Abstract
Post-active motherhood can be a period of flourishing for many women. Aspirations for social achievement beyond the domestic sphere become imaginable or realisable as women are released from the more intensive work of raising children. This article examines this period of life for a cohort of women in Dehradun, Uttarakhand, India. After years of social service and political activities, these women seek social advancement through the formal status as municipal councillor for their ward. Such projects are frustrated, unachievable due to not having the right type of capital, resulting in mobility in imagination, immobility in fact. In revealing how such projects are frustrated, I draw attention to the constrained mobility of women in post-active motherhood as a feminist and social issue.
Acknowledgements
The research was conducted in partnership with Panchayati Raj and Gender Awareness Training Institute, Dehradun, India. My thanks to all at PRAGATI, and to the women parshads and party workers who generously allowed me to participate in their activities. This article was significantly improved through the feedback provided by the participants of the workshop organised by Hannah Bulloch. I thank them, and particularly Hannah for her work in organising such a productive space, and for her own meticulous comments. Thanks also to the useful comments of two anonymous reviewers and Diana Glazebrook’s copyediting. Any remaining errors are my own.
Notes
1 By empower I mean the expansion of the possibilities for personhood (Jakimow Citation2018).
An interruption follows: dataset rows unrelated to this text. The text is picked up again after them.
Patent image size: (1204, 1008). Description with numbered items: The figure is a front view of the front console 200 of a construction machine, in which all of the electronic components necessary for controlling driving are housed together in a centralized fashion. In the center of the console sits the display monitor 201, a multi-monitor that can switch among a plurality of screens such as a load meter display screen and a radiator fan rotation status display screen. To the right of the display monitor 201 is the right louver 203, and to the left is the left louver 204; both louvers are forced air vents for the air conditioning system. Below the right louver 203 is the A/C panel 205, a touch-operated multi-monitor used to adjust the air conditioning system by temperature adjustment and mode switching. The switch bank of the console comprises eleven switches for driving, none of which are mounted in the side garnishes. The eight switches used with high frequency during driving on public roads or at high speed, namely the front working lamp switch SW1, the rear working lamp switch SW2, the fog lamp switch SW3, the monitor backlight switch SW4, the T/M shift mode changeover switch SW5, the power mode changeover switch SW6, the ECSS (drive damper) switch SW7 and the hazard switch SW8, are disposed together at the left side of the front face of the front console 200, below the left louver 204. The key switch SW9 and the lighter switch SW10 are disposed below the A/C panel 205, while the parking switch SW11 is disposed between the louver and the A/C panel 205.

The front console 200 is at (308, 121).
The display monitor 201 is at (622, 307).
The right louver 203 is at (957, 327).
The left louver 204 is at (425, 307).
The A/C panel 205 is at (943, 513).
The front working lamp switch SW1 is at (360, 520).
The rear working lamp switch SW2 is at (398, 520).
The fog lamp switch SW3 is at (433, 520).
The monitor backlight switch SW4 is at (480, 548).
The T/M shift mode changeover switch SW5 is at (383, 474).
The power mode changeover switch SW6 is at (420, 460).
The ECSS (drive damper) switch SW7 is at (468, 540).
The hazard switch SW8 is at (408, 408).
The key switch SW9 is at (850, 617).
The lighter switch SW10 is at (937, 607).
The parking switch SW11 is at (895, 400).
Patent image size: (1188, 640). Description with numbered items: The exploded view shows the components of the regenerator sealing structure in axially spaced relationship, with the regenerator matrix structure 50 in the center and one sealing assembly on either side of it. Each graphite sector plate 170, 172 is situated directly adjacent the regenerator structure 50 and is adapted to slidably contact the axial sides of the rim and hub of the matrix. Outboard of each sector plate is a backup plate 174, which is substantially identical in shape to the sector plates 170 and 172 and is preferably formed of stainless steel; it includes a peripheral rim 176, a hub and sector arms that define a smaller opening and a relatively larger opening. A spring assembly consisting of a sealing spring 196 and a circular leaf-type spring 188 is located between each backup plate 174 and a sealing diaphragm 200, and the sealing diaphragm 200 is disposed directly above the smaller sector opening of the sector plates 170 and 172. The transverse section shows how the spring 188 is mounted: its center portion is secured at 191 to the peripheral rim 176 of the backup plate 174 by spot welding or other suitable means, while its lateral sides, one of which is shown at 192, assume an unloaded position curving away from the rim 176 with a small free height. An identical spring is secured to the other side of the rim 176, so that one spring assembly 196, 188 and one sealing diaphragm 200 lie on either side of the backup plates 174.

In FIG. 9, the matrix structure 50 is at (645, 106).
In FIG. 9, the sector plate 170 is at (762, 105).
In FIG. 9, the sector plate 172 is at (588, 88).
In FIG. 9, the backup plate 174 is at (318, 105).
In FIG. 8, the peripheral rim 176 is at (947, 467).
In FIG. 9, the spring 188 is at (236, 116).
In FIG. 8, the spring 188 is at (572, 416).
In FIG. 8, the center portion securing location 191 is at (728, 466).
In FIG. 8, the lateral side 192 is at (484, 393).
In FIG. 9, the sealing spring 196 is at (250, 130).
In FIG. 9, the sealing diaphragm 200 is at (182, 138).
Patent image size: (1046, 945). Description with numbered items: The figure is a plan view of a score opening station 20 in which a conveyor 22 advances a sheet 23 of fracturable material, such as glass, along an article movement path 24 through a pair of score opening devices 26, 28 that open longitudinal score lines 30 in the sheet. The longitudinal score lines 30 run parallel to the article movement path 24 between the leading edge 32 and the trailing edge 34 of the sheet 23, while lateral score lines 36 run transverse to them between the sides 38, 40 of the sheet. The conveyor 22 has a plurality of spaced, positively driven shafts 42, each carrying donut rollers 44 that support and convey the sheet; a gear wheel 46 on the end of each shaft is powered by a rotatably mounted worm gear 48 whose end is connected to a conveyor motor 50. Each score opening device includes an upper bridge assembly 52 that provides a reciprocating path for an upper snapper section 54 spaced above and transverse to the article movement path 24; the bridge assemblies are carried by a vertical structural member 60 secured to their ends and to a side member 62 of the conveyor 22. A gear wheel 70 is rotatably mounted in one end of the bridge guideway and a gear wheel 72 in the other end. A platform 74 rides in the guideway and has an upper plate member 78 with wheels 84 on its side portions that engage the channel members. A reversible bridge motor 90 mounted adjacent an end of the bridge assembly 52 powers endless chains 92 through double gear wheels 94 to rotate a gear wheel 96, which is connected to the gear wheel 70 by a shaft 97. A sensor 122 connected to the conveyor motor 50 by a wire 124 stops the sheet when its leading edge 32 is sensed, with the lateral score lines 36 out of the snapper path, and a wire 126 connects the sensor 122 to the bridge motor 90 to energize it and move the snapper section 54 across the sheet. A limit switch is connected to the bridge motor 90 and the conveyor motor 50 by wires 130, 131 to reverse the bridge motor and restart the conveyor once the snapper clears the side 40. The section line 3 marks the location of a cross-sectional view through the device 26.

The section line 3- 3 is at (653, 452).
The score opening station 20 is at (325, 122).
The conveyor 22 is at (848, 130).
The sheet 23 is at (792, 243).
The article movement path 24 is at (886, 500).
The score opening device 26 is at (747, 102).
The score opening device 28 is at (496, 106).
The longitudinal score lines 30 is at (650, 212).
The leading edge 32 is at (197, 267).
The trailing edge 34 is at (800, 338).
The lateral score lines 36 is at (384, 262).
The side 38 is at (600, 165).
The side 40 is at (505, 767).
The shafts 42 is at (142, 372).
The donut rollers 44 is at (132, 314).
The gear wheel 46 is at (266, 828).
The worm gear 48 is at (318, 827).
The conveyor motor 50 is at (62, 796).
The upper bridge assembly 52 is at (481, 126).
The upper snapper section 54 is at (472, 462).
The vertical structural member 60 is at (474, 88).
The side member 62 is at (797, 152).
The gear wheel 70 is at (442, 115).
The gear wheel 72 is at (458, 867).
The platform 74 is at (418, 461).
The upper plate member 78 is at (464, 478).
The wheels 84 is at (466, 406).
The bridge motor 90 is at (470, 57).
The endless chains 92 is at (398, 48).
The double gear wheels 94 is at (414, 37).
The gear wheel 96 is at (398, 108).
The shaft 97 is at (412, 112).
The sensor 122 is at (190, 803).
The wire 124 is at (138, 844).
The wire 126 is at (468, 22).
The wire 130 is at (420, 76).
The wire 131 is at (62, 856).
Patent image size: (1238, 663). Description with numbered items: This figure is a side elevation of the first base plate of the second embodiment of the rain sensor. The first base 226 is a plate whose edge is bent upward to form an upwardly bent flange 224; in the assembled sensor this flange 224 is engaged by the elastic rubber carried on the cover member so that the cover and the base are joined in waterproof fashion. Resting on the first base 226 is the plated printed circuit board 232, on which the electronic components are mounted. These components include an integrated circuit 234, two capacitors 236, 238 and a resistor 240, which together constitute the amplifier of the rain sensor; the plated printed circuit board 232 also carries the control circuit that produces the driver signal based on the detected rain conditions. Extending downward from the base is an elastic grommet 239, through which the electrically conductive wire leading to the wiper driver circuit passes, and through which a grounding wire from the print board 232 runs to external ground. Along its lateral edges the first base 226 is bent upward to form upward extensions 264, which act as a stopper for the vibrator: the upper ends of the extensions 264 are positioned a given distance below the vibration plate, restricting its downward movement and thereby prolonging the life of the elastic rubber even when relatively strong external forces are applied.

2 Support from female in-laws was more likely in families seeking social mobility through politics, usually through the political aspirations of men but at times also of female family members due to reservations.
3 This workshop was run by the author and PRAGATI, the author's NGO partners, and was funded by the Australian High Commission in New Delhi. The workshop provided a space for women to think about their decision, and to learn the myriad rules and regulations to contest elections. It was also a space where women discussed their shared frustrations with the party ticket selection.
4 No seats are reserved for Scheduled Tribes in Dehradun itself, although they are reserved across the state, particularly in panchayats.
5 Such conditions for women politicians are not restricted to India. Examples abound, including the treatment received by Julia Gillard, Australia’s first female prime minister.